Periods of high nitrogen fertilizer prices bring scrutiny to firms who make nitrogen fertilizer and retailers who sell nitrogen fertilizer. There are four major nitrogen fertilizer companies in North America. Typically, agricultural retailers and firms purchase the fertilizer in bulk from manufacturers and then haul, store, and distribute the fertilizer to farmers.
In some cases, farmers may purchase the fertilizer directly from manufacturers. During periods of high nitrogen fertilizer prices, manufacturers face increased scrutiny about potential monopoly pricing. Agricultural retailers who serve as the intermediary between the firm and the farmer likely face increased scrutiny from their customers and the public as well.
This article seeks to investigate whether agricultural retailers in Illinois have been increasing their margins for anhydrous ammonia over time, especially during periods of high nitrogen fertilizer prices.

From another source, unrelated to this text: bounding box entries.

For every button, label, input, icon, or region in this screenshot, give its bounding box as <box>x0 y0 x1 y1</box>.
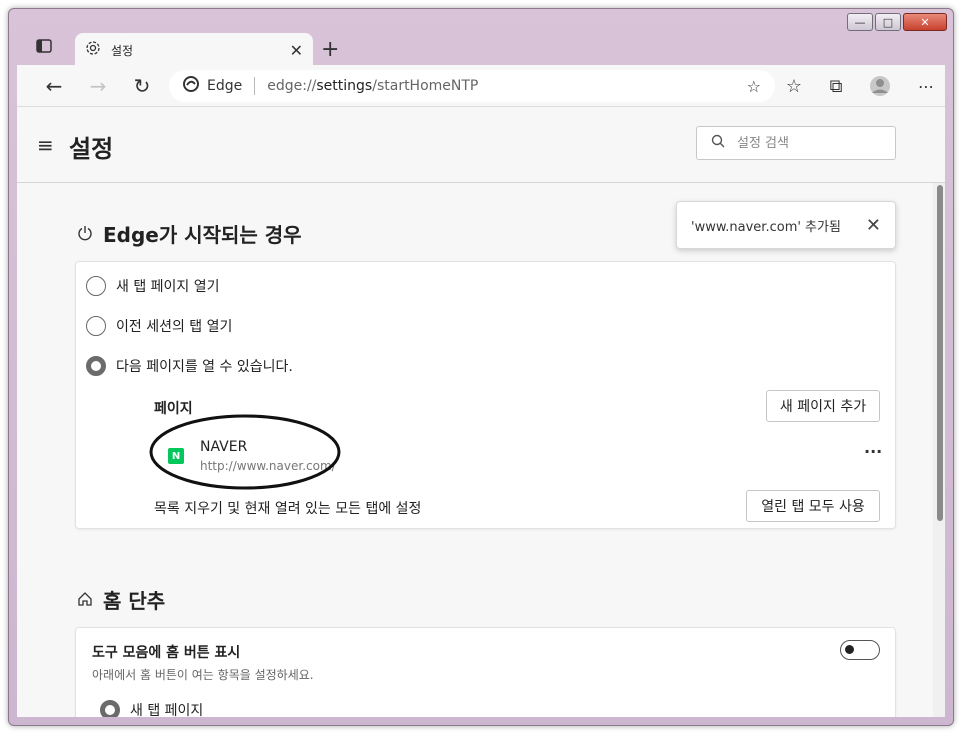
address-separator <box>254 77 256 95</box>
home-button-toggle[interactable] <box>840 640 880 660</box>
gear-icon <box>85 40 101 60</box>
settings-search[interactable] <box>696 126 896 160</box>
url-bold: settings <box>316 78 373 94</box>
tab-title: 설정 <box>111 43 134 58</box>
new-tab-button[interactable]: + <box>321 37 339 62</box>
added-toast: 'www.naver.com' 추가됨 ✕ <box>676 201 896 249</box>
option-previous-session[interactable]: 이전 세션의 탭 열기 <box>86 316 232 336</box>
address-bar[interactable]: Edge edge://settings/startHomeNTP ☆ <box>169 70 775 102</box>
search-icon <box>711 134 725 152</box>
option-specific-pages-label: 다음 페이지를 열 수 있습니다. <box>116 359 293 375</box>
tab-actions-icon[interactable] <box>35 37 55 57</box>
tab-settings[interactable]: 설정 ✕ <box>75 33 313 67</box>
forward-button[interactable]: → <box>85 73 111 99</box>
menu-icon[interactable]: ≡ <box>37 133 54 157</box>
startup-section-title: Edge가 시작되는 경우 <box>77 219 302 248</box>
tab-strip: 설정 ✕ + <box>17 29 945 67</box>
home-toggle-desc: 아래에서 홈 버튼이 여는 항목을 설정하세요. <box>92 668 314 682</box>
home-option-new-tab[interactable]: 새 탭 페이지 <box>100 700 203 717</box>
add-page-button[interactable]: 새 페이지 추가 <box>766 390 880 422</box>
scrollbar-thumb[interactable] <box>937 185 943 521</box>
power-icon <box>77 222 93 246</box>
home-option-new-tab-label: 새 탭 페이지 <box>130 703 204 717</box>
annotation-ellipse <box>149 414 341 490</box>
address-url: edge://settings/startHomeNTP <box>267 78 478 94</box>
page-title: 설정 <box>69 135 114 163</box>
clear-and-set-label: 목록 지우기 및 현재 열려 있는 모든 탭에 설정 <box>154 501 422 517</box>
refresh-button[interactable]: ↻ <box>129 73 155 99</box>
settings-header: ≡ 설정 <box>17 107 945 183</box>
home-title-text: 홈 단추 <box>103 589 166 613</box>
profile-avatar[interactable] <box>867 73 893 99</box>
option-specific-pages[interactable]: 다음 페이지를 열 수 있습니다. <box>86 356 293 376</box>
url-prefix: edge:// <box>267 78 317 94</box>
back-button[interactable]: ← <box>41 73 67 99</box>
toast-message: 'www.naver.com' 추가됨 <box>691 219 841 235</box>
edge-logo-icon <box>183 76 199 96</box>
startup-title-text: Edge가 시작되는 경우 <box>103 223 302 247</box>
add-favorite-icon[interactable]: ☆ <box>747 77 761 96</box>
toolbar: ← → ↻ Edge edge://settings/startHomeNTP … <box>17 65 945 107</box>
option-new-tab-label: 새 탭 페이지 열기 <box>116 279 220 295</box>
startup-card: 새 탭 페이지 열기 이전 세션의 탭 열기 다음 페이지를 열 수 있습니다.… <box>75 261 896 529</box>
home-icon <box>77 588 93 612</box>
settings-page: ≡ 설정 Edge가 시작되는 경우 'www.naver.com' 추가됨 ✕ <box>17 107 945 717</box>
radio-home-new-tab[interactable] <box>100 700 120 717</box>
browser-window: — □ ✕ 설정 ✕ + ← → ↻ Edge edge://settings/… <box>8 8 954 726</box>
url-rest: /startHomeNTP <box>372 78 479 94</box>
search-input[interactable] <box>737 135 877 151</box>
radio-previous-session[interactable] <box>86 316 106 336</box>
close-icon[interactable]: ✕ <box>866 215 881 236</box>
home-section-title: 홈 단추 <box>77 585 165 614</box>
tab-close-icon[interactable]: ✕ <box>290 41 303 60</box>
page-item-more-icon[interactable]: ··· <box>864 442 882 461</box>
toggle-knob <box>845 645 854 654</box>
option-new-tab[interactable]: 새 탭 페이지 열기 <box>86 276 220 296</box>
option-previous-session-label: 이전 세션의 탭 열기 <box>116 319 233 335</box>
home-card: 도구 모음에 홈 버튼 표시 아래에서 홈 버튼이 여는 항목을 설정하세요. … <box>75 627 896 717</box>
use-all-tabs-button[interactable]: 열린 탭 모두 사용 <box>746 490 880 522</box>
favorites-icon[interactable]: ☆ <box>781 73 807 99</box>
collections-icon[interactable]: ⧉ <box>823 73 849 99</box>
radio-new-tab[interactable] <box>86 276 106 296</box>
address-brand: Edge <box>207 78 243 94</box>
home-toggle-title: 도구 모음에 홈 버튼 표시 <box>92 645 241 661</box>
radio-specific-pages[interactable] <box>86 356 106 376</box>
more-menu-icon[interactable]: ⋯ <box>913 73 939 99</box>
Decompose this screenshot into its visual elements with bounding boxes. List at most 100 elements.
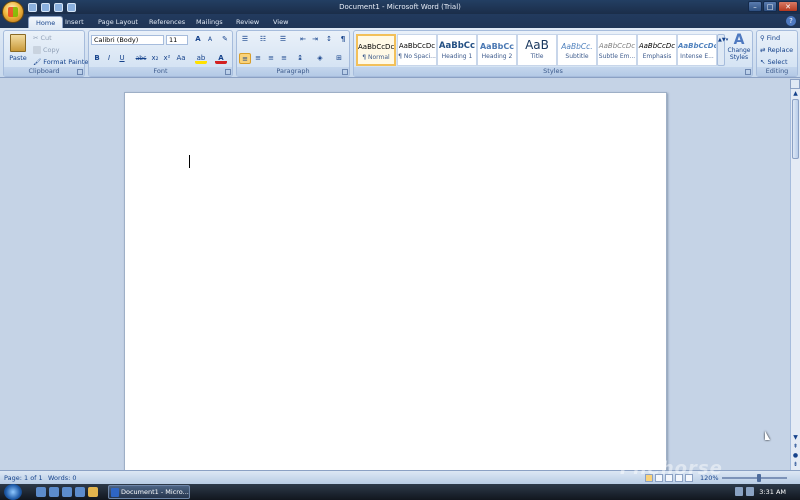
zoom-slider-knob[interactable] bbox=[757, 474, 762, 482]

We find the difference between the agricultural retailer price in Illinois and the fertilizer terminal price remains relatively stable from 2008 to 2022.
Difference between Spot and Retail Price, 2008 – 2022
Figure 1 shows the Illinois retail price for anhydrous ammonia and the New Orleans spot price for ammonia from 2008 to 2022. The Illinois retail price for nitrogen fertilizer comes from the Illinois Production Cost Report, a USDA Ag Marketing Service survey for Illinois. The first year of the survey is 2008.
The New Orleans spot price is the anhydrous ammonia price at New Orleans from Bloomberg and is often viewed as the price charged by fertilizer manufacturers. The lower Mississippi Delta is the location of several fertilizer manufacturers.
The difference between the Illinois retail price and the New Orleans spot price is a marketing margin, covering the costs of transportation, storage, and marketing of anhydrous ammonia. The marketing margin also would include any profit the fertilizer retailers receive from anhydrous ammonia sales.
Over time, the margin has averaged $266 per ton. Typically, the margin varies between $200 and $350 per ton. Sometimes the difference in prices is much more significant.
For example, the difference reached $760 per ton in December 2008. This difference occurred when the New Orleans price fell, and the Illinois retail price did not fall as quickly. Margins have been much more variable from the second half of 2021 through the first half of 2022, as anhydrous ammonia prices have been very erratic.
Given history as a guide, the recent decline in New Orleans spot prices to $907 per ton in June will be associated with a reduction in retail prices if the decrease in the New Orleans price persists.
The two price series are highly correlated, with a correlation of 0.88. Over time, there is little evidence of persistent margin price changes. Adding in a trendline shows the difference between the prices is basically flat for the time period, and even has a slightly negative slope (see Figure 2).
Agricultural transporters and retailers have costs to cover from the margin, such as storage costs, labor costs, hauling costs, equipment costs, and risks associated with storing fertilizer. A return for retailers also must be included in the margin. Over time, the total costs and returns have not changed.
Potential Reasons for Stable Price Difference
Looking at the data leads us to consider the reasons why agricultural retailers in Illinois are not increasing the difference between the spot and retail price over time. One reason could be competition in the Illinois agricultural retailer market. In 2021, Illinois had 369 registered custom fertilizer mixers.
While some may be locations of a larger parent company, and likely not all retailer locations are on this list, there are still quite a few firms selling fertilizer in Illinois. Many farmers in Illinois have more than one firm they can choose from within a nearby geographic radius. Another factor to consider is when and how much the retailers buy fertilizer.
The retailers are taking on price risk when purchasing fertilizer. They likely purchase the fertilizer when prices are lower, store it, and then sell it during stronger demand periods, like fall and spring, when prices are generally higher.
Another point to consider is that this is not the actual profit margin of the companies, so other costs such as transportation, storage, labor, and marketing would have to be subtracted from this margin. Agricultural retailer margins could have increased over time with the increases hidden by declines in these other factors contributing to the margin.
Often during periods of high nitrogen fertilizer prices, companies face increased scrutiny from the public related to prices. We find this is not the case for Illinois agricultural retailers, as the gap between the spot price and the retail price remains stable from 2008 to 2022. Nitrogen fertilizer is a commodity, and price risks are associated with buying and selling this commodity for all parties involved.